Só em Portugal, os cinco maiores grupos da distribuição alimentar (Jerónimo Martins, Lidl, Continente Hipermercados, Mercadona, Grupo Auchan) concentram 73% do mercado. Todos eles distribuem aos accionistas milhões roubados aos pequenos agricultores, a quem compram ao preço mais baixo, e aos consumidores, a quem vendem por vezes pelo quíntuplo.
Para sobreviver, os agricultores dependem inteiramente dos subsídios da Política Agrícola Comum (PAC), determinados pelos governos e pela Comissão Europeia.
Ora, segundo dados da própria Comissão Europeia, em média, na UE, 83% da superfície agrícola em uso é detida pelos 20% maiores beneficiários da PAC.
Estes 20% recebem 81% das ajudas directas da PAC.
O campo vive uma enorme concentração da propriedade em grandes explorações intensivas e capital-intensivas. Grandes grupos capitalistas e fundos especulativos investem em muitas delas – mas também na compra de enormes fatias dos melhores terrenos agrícolas, por exemplo na Ucrânia, onde produzem a baixo custo.
A PAC ao serviço do grande capital financeiro e agrário
Desde que a PAC foi introduzida, o número de pequenos camponeses não pára, assim, de cair. São aos milhares os que abandonam a actividade, vendem ou abandonam as terras. Uma das consequências, diga-se de passagem, são os grandes incêndios florestais.
A agricultura assemelha-se cada vez mais à “cidade”. Há, nela, interesses de classe opostos.
De um lado, os grandes empresários agrícolas, que dominam, muitas vezes com interesses na grande produção e distribuição ou noutros sectores capitalistas. Do outro, os pequenos, espremidos até caírem.
Os “pequenos empresários” de tantos sectores, agrícolas como não agrícolas, não passam, na realidade, de assalariados disfarçados – “terceirizados” pelo grande capital, que neles prefere delegar a gestão dos pequenos canais de produção e distribuição e do pessoal correspondente. O capital evita, assim, grandes concentrações de trabalhadores na própria empresa, que incentivariam a sindicalização e a reivindicação e tornariam mais difícil o não acatamento flagrante da legislação laboral, sanitária, etc.
Na agricultura, os pequenos camponeses desempenham idêntico papel. Sendo “explorações” independentes, o rendimento de que dispõem é a diferença entre custos e preços sobre que não têm nenhuma influência. Pode facilmente reduzir-se a nada. O que permanece é o incentivo para empregarem mão-de-obra ao custo mais baixo possível, ainda que importada e controlada por traficantes e sujeita a condições de vida degradantes.
Os pequenos camponeses têm interesse
em aliar-se aos trabalhadores da cidade e do campo
Mal se ouve falar dos mais explorados de todos: os assalariados agrícolas, grande parte deles imigrantes pobres e semi-escravizados.
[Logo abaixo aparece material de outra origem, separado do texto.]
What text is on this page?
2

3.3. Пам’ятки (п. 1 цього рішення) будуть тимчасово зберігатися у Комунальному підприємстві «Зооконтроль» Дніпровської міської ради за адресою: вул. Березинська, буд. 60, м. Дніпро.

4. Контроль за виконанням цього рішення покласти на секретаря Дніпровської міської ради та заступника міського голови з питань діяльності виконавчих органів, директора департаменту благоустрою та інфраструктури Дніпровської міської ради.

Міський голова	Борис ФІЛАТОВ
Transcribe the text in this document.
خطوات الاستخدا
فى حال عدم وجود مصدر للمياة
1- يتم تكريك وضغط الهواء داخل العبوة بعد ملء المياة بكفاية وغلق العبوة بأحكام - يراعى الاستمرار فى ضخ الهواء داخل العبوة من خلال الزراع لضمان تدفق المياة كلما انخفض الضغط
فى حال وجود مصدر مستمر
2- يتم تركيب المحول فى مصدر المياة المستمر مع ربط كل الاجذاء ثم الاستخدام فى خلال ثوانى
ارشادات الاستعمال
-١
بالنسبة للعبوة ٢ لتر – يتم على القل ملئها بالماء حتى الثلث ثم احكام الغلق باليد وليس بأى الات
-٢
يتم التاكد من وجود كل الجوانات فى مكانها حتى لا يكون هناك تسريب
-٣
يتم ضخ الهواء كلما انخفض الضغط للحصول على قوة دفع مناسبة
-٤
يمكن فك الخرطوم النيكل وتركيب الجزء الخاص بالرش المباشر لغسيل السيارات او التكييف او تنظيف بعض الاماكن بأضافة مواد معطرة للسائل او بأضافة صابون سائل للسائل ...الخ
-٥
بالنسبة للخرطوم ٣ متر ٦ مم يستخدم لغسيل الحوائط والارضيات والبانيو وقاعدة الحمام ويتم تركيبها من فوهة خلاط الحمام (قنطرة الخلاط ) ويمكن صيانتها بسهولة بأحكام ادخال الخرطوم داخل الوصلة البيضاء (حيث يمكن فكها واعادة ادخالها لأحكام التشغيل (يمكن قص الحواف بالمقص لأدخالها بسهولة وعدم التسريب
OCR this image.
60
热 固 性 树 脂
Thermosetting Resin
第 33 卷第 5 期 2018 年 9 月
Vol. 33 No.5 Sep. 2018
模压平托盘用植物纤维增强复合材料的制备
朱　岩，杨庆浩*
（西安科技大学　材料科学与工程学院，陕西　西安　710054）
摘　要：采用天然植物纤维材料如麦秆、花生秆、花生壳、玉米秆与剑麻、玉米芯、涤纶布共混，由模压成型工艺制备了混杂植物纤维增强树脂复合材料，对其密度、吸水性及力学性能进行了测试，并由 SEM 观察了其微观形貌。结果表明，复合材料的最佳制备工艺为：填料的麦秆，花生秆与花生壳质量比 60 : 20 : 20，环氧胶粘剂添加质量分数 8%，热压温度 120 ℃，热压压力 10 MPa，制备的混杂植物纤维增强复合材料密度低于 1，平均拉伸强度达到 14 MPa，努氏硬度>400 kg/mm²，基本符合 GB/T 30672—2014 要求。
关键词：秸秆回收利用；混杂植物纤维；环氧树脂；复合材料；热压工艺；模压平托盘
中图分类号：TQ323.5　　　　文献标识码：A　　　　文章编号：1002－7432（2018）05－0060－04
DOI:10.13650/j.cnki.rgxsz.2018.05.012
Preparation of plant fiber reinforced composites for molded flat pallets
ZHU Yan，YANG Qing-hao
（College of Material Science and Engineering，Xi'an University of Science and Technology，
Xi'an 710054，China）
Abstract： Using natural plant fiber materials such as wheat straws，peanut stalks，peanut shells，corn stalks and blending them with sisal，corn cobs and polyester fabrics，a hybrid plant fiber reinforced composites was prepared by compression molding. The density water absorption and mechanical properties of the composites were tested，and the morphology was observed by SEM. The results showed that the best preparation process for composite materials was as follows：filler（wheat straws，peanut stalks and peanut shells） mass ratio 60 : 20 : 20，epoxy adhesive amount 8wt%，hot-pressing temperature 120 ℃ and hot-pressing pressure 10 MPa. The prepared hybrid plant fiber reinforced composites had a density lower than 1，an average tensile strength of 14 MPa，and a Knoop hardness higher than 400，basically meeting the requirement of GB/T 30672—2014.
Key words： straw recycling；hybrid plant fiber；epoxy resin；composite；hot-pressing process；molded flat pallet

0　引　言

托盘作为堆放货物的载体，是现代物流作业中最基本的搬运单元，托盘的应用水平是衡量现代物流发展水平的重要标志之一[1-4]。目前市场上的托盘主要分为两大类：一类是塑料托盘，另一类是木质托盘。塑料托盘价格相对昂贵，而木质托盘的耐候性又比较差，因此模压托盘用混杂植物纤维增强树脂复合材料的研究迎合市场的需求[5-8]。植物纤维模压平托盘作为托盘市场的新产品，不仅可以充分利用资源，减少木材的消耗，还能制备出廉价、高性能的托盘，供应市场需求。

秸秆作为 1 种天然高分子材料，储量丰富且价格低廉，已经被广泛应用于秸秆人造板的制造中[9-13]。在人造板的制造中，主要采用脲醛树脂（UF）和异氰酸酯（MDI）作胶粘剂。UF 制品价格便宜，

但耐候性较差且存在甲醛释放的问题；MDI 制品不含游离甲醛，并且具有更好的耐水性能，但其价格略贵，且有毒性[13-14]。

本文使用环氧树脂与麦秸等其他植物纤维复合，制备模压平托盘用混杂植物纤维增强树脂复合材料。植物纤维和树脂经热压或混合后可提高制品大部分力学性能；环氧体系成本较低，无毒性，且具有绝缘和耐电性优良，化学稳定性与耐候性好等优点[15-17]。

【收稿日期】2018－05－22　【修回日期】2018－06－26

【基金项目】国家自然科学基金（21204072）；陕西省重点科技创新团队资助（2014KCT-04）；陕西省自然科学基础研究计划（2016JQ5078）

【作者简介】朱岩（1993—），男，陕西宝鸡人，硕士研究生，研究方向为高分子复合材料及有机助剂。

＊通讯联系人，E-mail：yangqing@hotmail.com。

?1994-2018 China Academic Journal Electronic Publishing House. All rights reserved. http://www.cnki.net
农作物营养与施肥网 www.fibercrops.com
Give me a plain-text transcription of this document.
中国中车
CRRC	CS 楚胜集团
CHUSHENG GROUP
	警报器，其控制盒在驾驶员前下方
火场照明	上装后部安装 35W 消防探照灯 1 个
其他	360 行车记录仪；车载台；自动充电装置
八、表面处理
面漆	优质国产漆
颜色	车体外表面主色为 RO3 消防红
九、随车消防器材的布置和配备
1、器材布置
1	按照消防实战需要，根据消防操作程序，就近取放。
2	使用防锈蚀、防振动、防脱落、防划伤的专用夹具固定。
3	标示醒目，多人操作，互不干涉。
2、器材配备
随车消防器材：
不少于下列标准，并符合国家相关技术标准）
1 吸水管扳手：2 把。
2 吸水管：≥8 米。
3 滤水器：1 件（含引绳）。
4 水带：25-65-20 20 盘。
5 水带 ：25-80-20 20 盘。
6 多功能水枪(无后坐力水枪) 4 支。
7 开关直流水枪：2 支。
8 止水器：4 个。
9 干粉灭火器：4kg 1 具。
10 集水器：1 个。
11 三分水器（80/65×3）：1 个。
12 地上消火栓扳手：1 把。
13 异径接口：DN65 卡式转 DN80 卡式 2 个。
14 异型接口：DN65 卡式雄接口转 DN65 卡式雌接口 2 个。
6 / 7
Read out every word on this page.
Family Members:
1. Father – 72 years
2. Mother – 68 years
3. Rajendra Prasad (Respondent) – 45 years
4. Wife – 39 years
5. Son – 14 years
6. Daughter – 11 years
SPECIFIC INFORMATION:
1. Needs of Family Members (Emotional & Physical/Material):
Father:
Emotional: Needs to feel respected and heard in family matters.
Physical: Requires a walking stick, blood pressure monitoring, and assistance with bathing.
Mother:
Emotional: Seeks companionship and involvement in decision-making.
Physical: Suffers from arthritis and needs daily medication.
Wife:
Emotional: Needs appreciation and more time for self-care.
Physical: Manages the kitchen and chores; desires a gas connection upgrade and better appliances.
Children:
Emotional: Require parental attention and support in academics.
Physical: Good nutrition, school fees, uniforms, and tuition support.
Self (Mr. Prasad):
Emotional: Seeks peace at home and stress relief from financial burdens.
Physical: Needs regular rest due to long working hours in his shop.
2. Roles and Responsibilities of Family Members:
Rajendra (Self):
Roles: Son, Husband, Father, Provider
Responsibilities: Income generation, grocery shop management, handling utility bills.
Na realidade, a única salvação dos pequenos camponeses está, por um lado, na ruptura com as políticas da União Europeia, que servem os grandes empresários agrícolas e a grande finança. Por outro, na aliança com os operários e trabalhadores das cidades e do campo, apoiando, por exemplo, as suas reivindicações de aumentos salariais, única verdadeira forma de aumentar o escoamento, os mercados de produtos alimentares.
Os trabalhadores da cidade e do campo precisam de recuperar a soberania e a democracia, que os tratados europeus entregaram ao grande capital e à burocracia de Bruxelas ao seu serviço. É preciso que a voz e o voto de quem trabalha possa recuperar efeito na política do país, afectar realmente os seus interesses – não escolher apenas quem aplicará medidas contra eles.